Yale’s sweep at the Ps this weekend dropped the Bulldogs to 0-3 on the season in Ivy road games. As we mentioned in Inside the Ivy, Yale is now 24-7 in Ivy homes games the past five seasons, and 12-19 away from home in that same. Is James Jones using a special traveling squad of JV players? Does the crowd at The Church give the Bulldogs special powers?
Dominant at home
A couple of weeks back we mentioned how Yale had the second-best home record in Ivy play since 2001-02. Only three league opponents have won at Lee Amphitheater in the last five seasons: Brown, Penn, and Princeton. Brown is 4-1 in New Haven, while Penn and Princeton are a combined 3-5 in their last eight visits. The rest of the league is 0-18, and the games for the most part haven’t even been close. Harvard’s 54-53 loss there last season is the only time since 2001-02 that one of the other teams has come any closer than four points of the Bulldogs.
Dominated on the road
The 12-game difference between Yale’s home and away records since 2001-02 is by far the biggest variance in the league — no one else has a road mark any more than five full games worse than its home mark in that period. And the trend is only getting worse. Yale went 5-2 on the road in the league in 2001-02. That was followed by a 4-3 road mark in 2002-03, and by a 2-5 record in 2003-04. Last season Yale went just 1-6 in Ivy road games, and as stated earlier, the Bulldogs are 0-3 already his year.

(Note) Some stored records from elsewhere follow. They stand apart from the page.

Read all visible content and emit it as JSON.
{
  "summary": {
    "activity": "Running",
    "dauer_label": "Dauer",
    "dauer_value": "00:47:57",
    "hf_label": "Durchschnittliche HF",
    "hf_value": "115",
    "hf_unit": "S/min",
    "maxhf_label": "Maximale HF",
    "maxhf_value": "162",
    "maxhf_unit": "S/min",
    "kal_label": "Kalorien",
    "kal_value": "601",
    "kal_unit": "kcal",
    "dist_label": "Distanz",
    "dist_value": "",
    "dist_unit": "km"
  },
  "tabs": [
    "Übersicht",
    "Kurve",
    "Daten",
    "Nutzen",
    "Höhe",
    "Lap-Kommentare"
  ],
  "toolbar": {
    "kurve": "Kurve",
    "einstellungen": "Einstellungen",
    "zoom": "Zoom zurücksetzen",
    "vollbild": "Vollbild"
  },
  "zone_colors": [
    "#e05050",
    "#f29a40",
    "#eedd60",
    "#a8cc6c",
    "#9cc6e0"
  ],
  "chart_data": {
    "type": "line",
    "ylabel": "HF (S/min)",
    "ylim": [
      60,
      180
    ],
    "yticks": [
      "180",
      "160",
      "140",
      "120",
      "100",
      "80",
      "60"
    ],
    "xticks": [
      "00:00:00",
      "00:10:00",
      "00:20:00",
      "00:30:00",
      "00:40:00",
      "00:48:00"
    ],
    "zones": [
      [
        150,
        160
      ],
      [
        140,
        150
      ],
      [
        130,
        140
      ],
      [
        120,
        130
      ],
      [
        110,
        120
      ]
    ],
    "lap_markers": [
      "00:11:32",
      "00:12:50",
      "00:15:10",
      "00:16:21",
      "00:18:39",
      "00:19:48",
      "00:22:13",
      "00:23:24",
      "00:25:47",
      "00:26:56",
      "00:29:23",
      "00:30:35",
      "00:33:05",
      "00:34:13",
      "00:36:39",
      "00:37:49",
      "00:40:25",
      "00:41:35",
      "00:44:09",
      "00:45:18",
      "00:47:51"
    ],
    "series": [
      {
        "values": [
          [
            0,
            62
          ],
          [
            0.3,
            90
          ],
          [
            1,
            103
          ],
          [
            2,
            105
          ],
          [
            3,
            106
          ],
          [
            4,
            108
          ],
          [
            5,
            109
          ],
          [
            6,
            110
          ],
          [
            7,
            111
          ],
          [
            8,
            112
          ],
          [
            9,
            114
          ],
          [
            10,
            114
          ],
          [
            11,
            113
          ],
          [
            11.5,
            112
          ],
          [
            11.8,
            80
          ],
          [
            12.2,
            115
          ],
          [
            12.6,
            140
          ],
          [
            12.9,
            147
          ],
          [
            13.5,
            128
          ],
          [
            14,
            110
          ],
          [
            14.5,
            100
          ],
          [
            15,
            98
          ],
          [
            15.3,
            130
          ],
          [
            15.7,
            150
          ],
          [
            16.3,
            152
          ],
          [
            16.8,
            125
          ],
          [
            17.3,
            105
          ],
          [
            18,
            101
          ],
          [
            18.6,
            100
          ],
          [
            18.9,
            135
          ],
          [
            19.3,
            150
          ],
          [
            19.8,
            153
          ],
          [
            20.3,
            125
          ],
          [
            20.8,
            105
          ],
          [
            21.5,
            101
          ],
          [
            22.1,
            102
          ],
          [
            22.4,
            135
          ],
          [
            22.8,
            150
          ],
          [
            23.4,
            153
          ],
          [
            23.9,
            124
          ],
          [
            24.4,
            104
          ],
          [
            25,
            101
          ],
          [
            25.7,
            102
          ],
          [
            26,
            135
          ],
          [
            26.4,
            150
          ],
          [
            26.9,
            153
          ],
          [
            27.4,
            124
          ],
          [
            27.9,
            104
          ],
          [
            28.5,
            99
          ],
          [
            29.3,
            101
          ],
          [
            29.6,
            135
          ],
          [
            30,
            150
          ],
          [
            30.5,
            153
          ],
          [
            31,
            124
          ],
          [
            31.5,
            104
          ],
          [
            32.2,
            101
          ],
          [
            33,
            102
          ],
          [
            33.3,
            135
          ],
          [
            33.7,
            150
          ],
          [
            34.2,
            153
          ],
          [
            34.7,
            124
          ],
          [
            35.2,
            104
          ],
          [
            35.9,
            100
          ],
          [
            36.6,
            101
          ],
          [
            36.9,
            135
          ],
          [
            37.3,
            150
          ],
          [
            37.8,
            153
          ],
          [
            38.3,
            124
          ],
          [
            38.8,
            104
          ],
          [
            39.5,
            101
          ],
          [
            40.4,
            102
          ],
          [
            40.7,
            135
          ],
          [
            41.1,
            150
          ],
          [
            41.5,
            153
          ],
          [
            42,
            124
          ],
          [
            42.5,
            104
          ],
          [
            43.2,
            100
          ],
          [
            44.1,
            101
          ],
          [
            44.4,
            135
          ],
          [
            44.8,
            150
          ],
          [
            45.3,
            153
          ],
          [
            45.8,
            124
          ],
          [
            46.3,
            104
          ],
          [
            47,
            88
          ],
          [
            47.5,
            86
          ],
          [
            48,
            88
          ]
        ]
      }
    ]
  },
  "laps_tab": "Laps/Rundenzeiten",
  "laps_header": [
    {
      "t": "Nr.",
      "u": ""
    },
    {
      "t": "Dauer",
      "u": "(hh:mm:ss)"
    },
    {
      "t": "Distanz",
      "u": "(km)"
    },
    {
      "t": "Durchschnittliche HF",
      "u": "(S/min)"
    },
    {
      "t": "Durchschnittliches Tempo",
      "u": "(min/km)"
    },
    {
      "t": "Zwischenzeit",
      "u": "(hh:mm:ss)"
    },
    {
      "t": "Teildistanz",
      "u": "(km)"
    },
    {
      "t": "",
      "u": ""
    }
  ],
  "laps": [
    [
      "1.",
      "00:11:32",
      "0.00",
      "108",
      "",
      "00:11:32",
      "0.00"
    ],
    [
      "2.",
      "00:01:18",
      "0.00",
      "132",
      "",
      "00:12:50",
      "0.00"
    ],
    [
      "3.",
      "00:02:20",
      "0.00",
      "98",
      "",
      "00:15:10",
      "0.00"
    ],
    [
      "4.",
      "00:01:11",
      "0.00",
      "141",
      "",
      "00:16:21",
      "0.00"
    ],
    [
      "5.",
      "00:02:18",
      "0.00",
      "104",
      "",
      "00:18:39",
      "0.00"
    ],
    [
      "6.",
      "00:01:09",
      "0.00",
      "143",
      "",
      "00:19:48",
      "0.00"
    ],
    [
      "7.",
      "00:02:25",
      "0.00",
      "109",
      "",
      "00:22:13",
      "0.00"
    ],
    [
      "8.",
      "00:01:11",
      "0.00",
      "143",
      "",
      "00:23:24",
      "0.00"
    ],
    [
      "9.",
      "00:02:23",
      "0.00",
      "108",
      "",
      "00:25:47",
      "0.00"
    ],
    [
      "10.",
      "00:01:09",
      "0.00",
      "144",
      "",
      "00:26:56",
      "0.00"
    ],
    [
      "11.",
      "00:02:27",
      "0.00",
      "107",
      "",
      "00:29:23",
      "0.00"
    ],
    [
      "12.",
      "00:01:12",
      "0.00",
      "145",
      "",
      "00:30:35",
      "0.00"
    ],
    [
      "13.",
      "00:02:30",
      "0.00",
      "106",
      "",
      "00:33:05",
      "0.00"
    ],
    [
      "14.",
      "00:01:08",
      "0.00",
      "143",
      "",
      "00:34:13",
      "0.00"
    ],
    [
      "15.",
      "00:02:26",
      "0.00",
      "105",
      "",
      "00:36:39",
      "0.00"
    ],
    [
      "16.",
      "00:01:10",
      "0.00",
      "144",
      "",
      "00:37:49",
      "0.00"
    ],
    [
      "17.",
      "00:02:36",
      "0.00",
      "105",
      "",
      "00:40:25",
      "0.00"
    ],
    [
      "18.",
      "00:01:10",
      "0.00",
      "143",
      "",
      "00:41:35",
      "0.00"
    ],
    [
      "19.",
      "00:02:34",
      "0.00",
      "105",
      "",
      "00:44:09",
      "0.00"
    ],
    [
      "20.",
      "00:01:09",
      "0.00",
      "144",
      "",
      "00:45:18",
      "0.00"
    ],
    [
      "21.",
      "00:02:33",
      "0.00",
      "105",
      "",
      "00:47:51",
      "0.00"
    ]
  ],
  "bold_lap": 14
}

Wild season series turnarounds
Last month Yale pounded Brown 75-61 at home, then lost 67-62 in Providence one week later. And neither game was as close as the final margins suggest. Last year the Bulldogs were embarrassed by 24 points at Penn in their Ivy opener, then dismantled the Quakers by 18 in the home game. Yale has split a season series with an Ivy opponent by winning at home and losing on the road 11 times since 2001-02, with eight of those splits happening the last two-plus seasons.